- Genre: Musical theatre
- Format: Audio podcast
- Country of origin: United States
- Language: American English

Creative team
- Created by: John Cameron Mitchell; Bryan Weller;
- Written by: John Cameron Mitchell
- Directed by: John Cameron Mitchell

Cast and voices
- Starring: John Cameron Mitchell
- Voices: Glenn Close; Cynthia Erivo; Patti LuPone; Denis O'Hare; Laurie Anderson; Nakhane; Christopher Hanke; Ben Foster; Bridget Everett;

Music
- Composed by: John Cameron Mitchell; Bryan Weller;

Production
- Production: Topic Studios
- Length: 320 minutes (26–45 min/episode)

Technical specifications
- Audio format: Joint Stereo MP3 (128 kbit/s, 44.1kHz)

Publication
- No. of seasons: 1
- No. of episodes: 10
- Original release: April 22 – May 18, 2019 (6 years ago)
- Provider: Luminary (2019–2021, exclusive); Acast (October 12, 2021–);
- Updates: Ended

Related
- Website: shows.acast.com/anthem

= Anthem: Homunculus =

Musical podcast by John Cameron Mitchell

Anthem: Homunculus is a musical podcast series written by John Cameron Mitchell and Bryan Weller starring Mitchell, Glenn Close, Cynthia Erivo, Patti LuPone, Denis O'Hare, Laurie Anderson, Nakhane, Christopher Hanke, Ben Foster, Bridget Everett and Gail Thomas.
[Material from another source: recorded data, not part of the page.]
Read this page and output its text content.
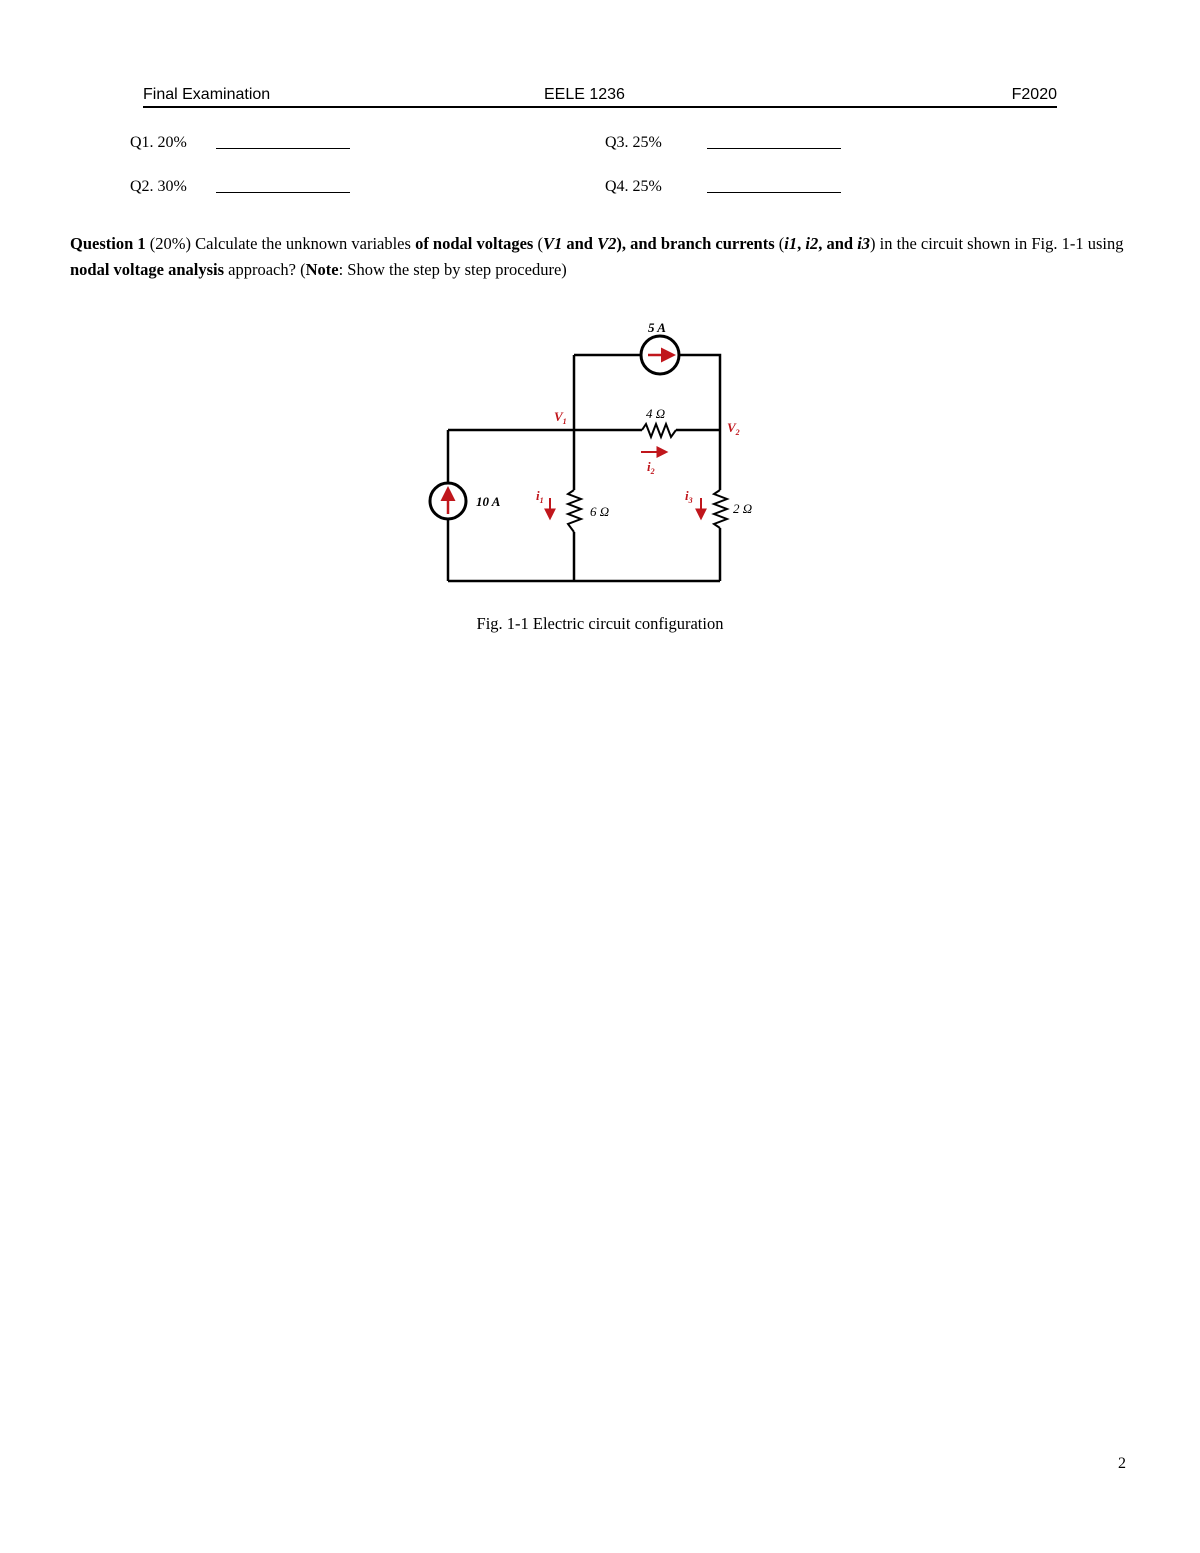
Final Examination	EELE 1236	F2020
Q1. 20%
Q2. 30%
Q3. 25%
Q4. 25%
Question 1 (20%) Calculate the unknown variables of nodal voltages (V1 and V2), and branch currents (i1, i2, and i3) in the circuit shown in Fig. 1-1 using nodal voltage analysis approach? (Note: Show the step by step procedure)
5 A
10 A
4 Ω
6 Ω	2 Ω
$V_1$	$V_2$
$i_1$
$i_2$
$i_3$
Fig. 1-1 Electric circuit configuration
2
The show was produced by Topic Studios and initially released exclusively on Luminary and presently distributed by Acast.

== Background ==
The podcast debuted on April 23, 2019. and was created by John Cameron Mitchell (director, scriptwriter, co-songwriter) and Bryan Weller (co-songwriter and music producer). The first draft was developed at William S. Burroughs's former house in Lawrence, Kansas where Mitchell and Weller were invited to work by Burrough's longtime partner James Grauerholz. Anthem: Homunculus is a ten-episode fictional musical audio series totalling over five hours. The premise and structure stemmed from an unfinished sequel to Hedwig and the Angry Inch ("Hedwig and the Divine Homunculus") that Mitchell abandoned and reworked into a "speculative autobiography" in which he wonders what might have become of him if he had never left his small town of Junction City, Kansas. The plot involves a Mitchell-like protagonist, Ceann MacKay, who attempts to crowdfund his brain tumor health care through an audio telethon. Seizures periodically send him to an afterlife where he wrestles with characters from his past. Mitchell and Weller initially pitched the idea for television, but were rejected so they reconceived it as an audio piece. The show features 31 songs written by Weller and Mitchell that span multiple genres. The soundtrack for the podcast was released on May 20, 2019, by Ghostlight Records.

== Cast ==
Glenn Close plays his mother, Maeve, who in this liminal space demands forgiveness by way of a heavy metal song while nailing herself to a cross. Patti Lupone plays Sister Max, his junky jazz singer-turned-nun aunt who is his most supportive family member. Ceann's lover Jairo is played by South African musician/actor Nakhane whom Mitchell cast through DM on Instagram. The part of Joan the Baptist, a singing evangelist for the Virgin Mary, was written for Cynthia Erivo whom he had seen on Broadway in The Color Purple.

== Reception ==
The Guardian included the show on their list of the best podcasts of 2019 saying that the show "is a heartrending and hilarious combination of music, theatre and drama". Rolling Stone called it "a hallucinatory masterpiece", Slate deemed it "a game changer", and The Atlantic called it one of the best podcasts of 2019, featuring "superbly rendered dialogue". The podcast was an honoree in the scripted fiction category during the 2020 Webby Awards. The podcast had a live marathon listening party at the IFC Center on November 24, 2019. Later listening parties took place in Austin, San Francisco and Portland, Oregon.